Zhu Qian, Liu Ruizheng, Vatas Gunjan, Clough Andrew, Xu Yanji, Nguyễn Ðắc-Trung, Mathé Ewy, Sid Eric
Division of Pre-Clinical Innovation, National Center for Advancing Translational Sciences, Rockville, USA.
Axle Informatics, Inc, Rockville, USA.
Proceedings (IEEE Int Conf Bioinformatics Biomed). 2021 Dec;2021:2614-2617. doi: 10.1109/bibm52615.2021.9669645. Epub 2022 Jan 14.
Rare diseases are naturally associated with low prevalence rate, which raises a big challenge due to less data available for supporting preclinical and clinical studies. Therefore, it is critical to fully utilize the accumulated scientific publications in rare diseases over years, in order to access full spectrum of scientific research and enable relevant scientific evidence extraction and generation.

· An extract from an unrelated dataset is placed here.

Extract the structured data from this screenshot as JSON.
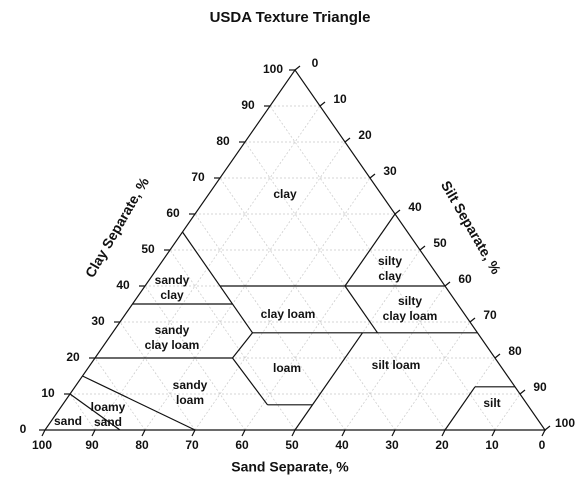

In this study, we obtained rare disease related PubMed articles, extracted multiple types of biomedical information, and semantically presented the data in a knowledge graph, which is hosted in Neo4j based on a predefined data model to support further rare disease research.
罕见病自然与低患病率相关,由于可用于支持临床前和临床研究的数据较少,这带来了巨大挑战。因此,充分利用多年来积累的关于罕见病的科学出版物至关重要,以便获取全面的科学研究并实现相关科学证据的提取和生成。在本研究中,我们获取了与罕见病相关的PubMed文章,提取了多种类型的生物医学信息,并在知识图谱中以语义方式呈现数据,该知识图谱基于预定义的数据模型托管在Neo4j中,以支持进一步的罕见病研究。